Contradicting historical fact and legal truth, our Nation's holiday remains and shall continue to remain on the Fourth of July upon the foundation of political rhetoric.

Monday, June 10, 2013

The Chekhov Gun as the Red Herring


Archer's "Training Day" (14 January 2010)

Sterling Archer: Oh, my god! You killed a hooker!
Cyril Figgis: Call girl!
Sterling Archer: No, Cyril!
[Cyril: She was a call-]
Sterling Archer: When they're dead, they're just hookers. God, I said the cap on the poison pen slips off for no reason, didn't I?
Cyril Figgis: But I just assumed that if anything bad happened...
Sterling Archer: No, do not say the Chekhov gun, Cyril. That, sir, is a facile argument.
Woodhouse: And also woefully esoteric.
Sterling Archer: Woodhouse...
Woodhouse: Fetching a rug, sir.
Sterling Archer: Now he's fetching a rug. Happy, Cyril?
Cyril Figgis: No! No, I'm not happy!
Sterling Archer: Well, guess what? Me neither! I mean, big picture, I wouldn't say I'm a happy person.
Woodhouse: Sir, I have fetched the rug.
Sterling Archer: Plus, now I'm out of a rug.

Why is the Chekhov gun both a "facile argument" and also "woefully esoteric"?

Anton Chekhov, the Russian dramaturge, outlined the principle of his eponymous gun on at least three occasions.

  • "One must not put a loaded rifle on the stage if no one is thinking of firing it."
  • "If in the first act you have hung a pistol on the wall, then in the following one it should be fired.
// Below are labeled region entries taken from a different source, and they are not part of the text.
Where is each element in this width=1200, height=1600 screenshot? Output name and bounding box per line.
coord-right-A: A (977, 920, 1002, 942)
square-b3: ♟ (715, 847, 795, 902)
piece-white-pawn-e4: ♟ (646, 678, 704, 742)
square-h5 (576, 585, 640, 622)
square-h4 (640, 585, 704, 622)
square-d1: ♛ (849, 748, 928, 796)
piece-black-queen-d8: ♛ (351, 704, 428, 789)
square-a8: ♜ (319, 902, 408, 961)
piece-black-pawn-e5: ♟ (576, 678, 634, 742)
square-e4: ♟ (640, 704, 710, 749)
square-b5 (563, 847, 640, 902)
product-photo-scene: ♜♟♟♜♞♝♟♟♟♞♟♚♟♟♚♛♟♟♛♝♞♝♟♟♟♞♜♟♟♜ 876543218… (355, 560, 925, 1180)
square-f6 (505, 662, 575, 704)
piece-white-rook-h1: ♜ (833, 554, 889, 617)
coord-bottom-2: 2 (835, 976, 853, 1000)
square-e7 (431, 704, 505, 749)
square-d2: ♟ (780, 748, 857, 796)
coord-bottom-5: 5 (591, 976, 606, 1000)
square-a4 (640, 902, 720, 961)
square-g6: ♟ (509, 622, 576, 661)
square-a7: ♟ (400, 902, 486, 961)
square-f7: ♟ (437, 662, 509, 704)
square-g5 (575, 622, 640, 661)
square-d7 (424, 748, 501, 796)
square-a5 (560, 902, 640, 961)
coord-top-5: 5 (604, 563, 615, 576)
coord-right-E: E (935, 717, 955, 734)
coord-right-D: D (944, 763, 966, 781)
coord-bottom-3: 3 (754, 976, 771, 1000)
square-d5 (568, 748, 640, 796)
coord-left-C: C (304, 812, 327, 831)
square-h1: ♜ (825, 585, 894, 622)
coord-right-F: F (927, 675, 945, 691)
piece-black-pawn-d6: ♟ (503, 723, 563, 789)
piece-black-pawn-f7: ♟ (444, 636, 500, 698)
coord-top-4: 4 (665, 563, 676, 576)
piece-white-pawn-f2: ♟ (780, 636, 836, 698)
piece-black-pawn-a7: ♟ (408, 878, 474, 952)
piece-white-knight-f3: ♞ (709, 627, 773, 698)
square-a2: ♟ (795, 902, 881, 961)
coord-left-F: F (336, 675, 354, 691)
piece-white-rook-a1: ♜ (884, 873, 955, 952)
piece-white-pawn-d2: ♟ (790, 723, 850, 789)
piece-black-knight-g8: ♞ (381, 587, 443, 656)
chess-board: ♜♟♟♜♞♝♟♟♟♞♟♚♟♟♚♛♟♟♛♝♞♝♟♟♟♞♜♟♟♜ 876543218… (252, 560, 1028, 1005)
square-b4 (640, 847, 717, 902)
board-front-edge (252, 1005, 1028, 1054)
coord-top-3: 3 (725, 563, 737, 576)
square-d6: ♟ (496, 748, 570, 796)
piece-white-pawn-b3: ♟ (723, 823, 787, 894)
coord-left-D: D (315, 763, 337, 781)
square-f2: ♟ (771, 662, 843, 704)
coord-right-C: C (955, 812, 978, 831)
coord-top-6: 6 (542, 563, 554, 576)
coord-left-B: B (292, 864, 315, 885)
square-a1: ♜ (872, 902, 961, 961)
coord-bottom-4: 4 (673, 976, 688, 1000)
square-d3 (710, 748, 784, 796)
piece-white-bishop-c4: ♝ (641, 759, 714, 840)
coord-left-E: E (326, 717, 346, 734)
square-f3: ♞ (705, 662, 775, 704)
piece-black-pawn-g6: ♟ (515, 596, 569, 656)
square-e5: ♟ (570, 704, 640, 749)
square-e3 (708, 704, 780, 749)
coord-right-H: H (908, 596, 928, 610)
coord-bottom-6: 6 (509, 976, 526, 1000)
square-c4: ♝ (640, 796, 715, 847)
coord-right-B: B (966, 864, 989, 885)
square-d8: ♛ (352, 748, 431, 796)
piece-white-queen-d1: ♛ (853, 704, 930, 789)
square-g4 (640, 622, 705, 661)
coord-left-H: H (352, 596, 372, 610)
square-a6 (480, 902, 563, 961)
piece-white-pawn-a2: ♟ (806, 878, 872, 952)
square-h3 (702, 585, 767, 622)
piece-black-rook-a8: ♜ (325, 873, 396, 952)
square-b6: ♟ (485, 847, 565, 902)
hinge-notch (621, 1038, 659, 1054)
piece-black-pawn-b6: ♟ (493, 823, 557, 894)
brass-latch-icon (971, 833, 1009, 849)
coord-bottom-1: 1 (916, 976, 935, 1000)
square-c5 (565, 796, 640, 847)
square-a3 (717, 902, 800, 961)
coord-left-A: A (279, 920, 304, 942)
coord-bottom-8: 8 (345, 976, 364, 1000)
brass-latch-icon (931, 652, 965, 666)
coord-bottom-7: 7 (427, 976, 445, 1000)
Otherwise don't put it there."
  • "If you say in the first chapter that there is a rifle hanging on the wall, in the second or third chapter it absolutely must go off. If it's not going to be fired, it shouldn't be hanging there."

The Chekhov gun, however, does not kill the call-girl turned hooker, but we, the viewers, are misled by Archer's highly specific "hypothetical" situation explaining his need for an "underwear gun" (i.e. the Chekhov gun).  Thus, Archer has transformed the Chekhov gun into a red herring so as to be esoterically comical.

On Scholarly Insight


What is revealed by the philosopher blinds those unaccustomed to the sun's rays.  On the other hand, scholars' eyes tend to be old & feeble--or perhaps refined & refracted--and thus see specs of light at angles conducive to insight.

The rest...follow Oedipus to Colonus.